I had a conversation recently with a sponsee in regards to our bodies.
Its beginning to feel that anytime I look in the mirror and pick apart what I see, it seems a little like thumbing my nose at God and telling Him he should have done better work.
This is not to say that I take no personal responsibility for body troubles that I have created.
These days Im enjoying the idea that God gave me a house to live in, my body, but I need to be responsible for the maitenance of that house. I need to treat with care and kindness the house he provided. I need to show my gratitude by eating well, exersizing, getting proper sleep.
Making the decision to not polute my house with drugs and alcohol anymore was just the beginning.
Sometimes when I light up a cigarette, I become all too aware that I am damaging the house God gave me. When I eat a bag of chips in place of lunch, I know I could and should do better.
Its another one of those things that I am going to need to ask for God's help with. (I havent asked yet because frankly Im a little fearful of what that help will look like when it arrives. And Im well aware that it will require a whole lot of effort and discipline on my part)
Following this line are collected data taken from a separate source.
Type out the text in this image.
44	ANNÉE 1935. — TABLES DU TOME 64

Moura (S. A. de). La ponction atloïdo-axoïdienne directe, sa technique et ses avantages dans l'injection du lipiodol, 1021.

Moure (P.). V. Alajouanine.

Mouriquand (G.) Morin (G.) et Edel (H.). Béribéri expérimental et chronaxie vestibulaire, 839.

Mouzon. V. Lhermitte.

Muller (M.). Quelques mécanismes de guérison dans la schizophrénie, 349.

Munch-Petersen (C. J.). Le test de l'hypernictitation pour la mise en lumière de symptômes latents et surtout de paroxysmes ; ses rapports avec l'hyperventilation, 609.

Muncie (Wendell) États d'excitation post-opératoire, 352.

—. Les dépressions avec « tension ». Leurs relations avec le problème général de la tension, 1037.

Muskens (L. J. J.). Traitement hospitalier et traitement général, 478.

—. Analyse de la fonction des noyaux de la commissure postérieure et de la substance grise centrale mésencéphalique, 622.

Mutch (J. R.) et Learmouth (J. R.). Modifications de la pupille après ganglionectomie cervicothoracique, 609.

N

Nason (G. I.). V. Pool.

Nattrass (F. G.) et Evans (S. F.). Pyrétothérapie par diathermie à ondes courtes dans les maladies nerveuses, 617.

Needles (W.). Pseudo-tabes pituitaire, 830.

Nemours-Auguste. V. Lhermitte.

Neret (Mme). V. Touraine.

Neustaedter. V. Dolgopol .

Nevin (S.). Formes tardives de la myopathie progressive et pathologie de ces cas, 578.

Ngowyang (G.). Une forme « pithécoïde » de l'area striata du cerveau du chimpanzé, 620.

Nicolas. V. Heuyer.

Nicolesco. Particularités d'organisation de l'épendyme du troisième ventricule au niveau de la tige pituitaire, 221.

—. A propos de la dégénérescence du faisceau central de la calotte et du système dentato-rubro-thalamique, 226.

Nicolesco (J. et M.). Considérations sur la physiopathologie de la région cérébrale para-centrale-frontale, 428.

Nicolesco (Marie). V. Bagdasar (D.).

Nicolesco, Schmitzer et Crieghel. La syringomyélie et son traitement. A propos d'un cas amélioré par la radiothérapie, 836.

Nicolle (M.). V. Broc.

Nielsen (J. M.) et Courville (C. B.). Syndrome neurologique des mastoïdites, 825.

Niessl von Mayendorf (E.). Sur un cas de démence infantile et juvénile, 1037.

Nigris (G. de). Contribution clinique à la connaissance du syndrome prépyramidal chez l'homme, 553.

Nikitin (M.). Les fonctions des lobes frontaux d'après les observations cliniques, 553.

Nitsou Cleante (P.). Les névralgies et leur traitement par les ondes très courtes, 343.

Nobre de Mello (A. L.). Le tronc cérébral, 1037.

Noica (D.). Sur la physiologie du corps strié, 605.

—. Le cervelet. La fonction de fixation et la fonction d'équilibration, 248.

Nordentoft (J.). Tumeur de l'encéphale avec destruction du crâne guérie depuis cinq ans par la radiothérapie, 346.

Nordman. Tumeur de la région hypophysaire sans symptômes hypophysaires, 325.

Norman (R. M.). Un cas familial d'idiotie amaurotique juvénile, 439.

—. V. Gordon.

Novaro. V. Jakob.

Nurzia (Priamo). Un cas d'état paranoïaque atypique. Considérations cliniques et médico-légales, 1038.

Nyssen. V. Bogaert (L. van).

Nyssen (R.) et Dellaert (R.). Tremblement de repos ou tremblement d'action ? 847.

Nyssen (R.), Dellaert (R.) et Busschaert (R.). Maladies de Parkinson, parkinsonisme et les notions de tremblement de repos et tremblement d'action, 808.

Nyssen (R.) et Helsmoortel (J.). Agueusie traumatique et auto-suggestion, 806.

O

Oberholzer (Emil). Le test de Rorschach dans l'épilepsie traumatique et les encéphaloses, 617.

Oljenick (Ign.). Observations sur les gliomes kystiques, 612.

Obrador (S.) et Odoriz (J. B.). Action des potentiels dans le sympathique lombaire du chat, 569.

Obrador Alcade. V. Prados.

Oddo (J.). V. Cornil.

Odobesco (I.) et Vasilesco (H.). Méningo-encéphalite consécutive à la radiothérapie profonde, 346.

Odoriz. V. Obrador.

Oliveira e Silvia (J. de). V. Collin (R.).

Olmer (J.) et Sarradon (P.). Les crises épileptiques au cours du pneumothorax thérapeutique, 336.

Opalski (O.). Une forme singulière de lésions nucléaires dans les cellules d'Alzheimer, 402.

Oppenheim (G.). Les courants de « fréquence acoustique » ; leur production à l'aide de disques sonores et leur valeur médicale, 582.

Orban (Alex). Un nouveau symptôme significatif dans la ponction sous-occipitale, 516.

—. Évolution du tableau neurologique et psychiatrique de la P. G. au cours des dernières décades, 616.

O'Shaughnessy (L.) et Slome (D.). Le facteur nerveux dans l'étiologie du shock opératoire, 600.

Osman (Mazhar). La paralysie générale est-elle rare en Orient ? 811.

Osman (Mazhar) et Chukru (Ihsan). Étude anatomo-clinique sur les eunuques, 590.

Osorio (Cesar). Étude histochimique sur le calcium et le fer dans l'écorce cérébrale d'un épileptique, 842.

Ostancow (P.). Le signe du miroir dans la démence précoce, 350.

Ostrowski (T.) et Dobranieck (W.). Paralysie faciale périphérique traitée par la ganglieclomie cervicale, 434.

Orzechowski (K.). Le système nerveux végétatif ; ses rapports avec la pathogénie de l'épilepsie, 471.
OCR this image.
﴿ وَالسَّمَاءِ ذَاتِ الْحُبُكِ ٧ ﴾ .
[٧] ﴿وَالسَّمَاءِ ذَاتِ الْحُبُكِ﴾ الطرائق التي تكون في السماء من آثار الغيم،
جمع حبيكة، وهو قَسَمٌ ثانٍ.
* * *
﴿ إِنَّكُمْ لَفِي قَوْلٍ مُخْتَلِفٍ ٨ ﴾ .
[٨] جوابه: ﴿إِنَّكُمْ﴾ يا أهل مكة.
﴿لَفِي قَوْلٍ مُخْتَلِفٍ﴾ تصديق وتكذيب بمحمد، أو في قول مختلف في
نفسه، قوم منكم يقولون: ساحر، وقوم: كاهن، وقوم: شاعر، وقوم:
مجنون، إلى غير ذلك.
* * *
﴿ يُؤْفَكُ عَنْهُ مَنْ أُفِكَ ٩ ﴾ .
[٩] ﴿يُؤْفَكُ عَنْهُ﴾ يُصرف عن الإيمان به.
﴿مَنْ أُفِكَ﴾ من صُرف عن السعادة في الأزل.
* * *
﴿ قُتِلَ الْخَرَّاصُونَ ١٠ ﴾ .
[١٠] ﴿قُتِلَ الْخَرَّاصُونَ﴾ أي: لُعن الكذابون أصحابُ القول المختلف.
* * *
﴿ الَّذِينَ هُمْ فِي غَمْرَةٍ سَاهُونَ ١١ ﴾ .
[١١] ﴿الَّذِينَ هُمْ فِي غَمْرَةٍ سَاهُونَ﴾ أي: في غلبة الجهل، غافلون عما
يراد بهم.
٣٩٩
Viewing my body as a gift from God, the house He gave me to live in, has helped me to be able to look in the mirror and appreciate and even come to love and accept myself. There was a time when I would have happily trudged off to visit a plastic surgeon to get a smaller nose, perkier boobs and the little lines erased from around my eyes.
I have a deeper understanding of inner beauty and the importance of working all of the spiritual principles into my daily living. I am grateful and blessed that the house I was given is in fine working order (even though I treated it as a party house for a long while)and that I have a responsibility to not simply 'feel' grateful but to show my gratitude by taking care of my house. I still spend too much time working on my home's curb appeal and too little time doing the hard to see spring cleaning.
But as it has been with everything else in recovery....first comes awareness, then comes the willingness to change.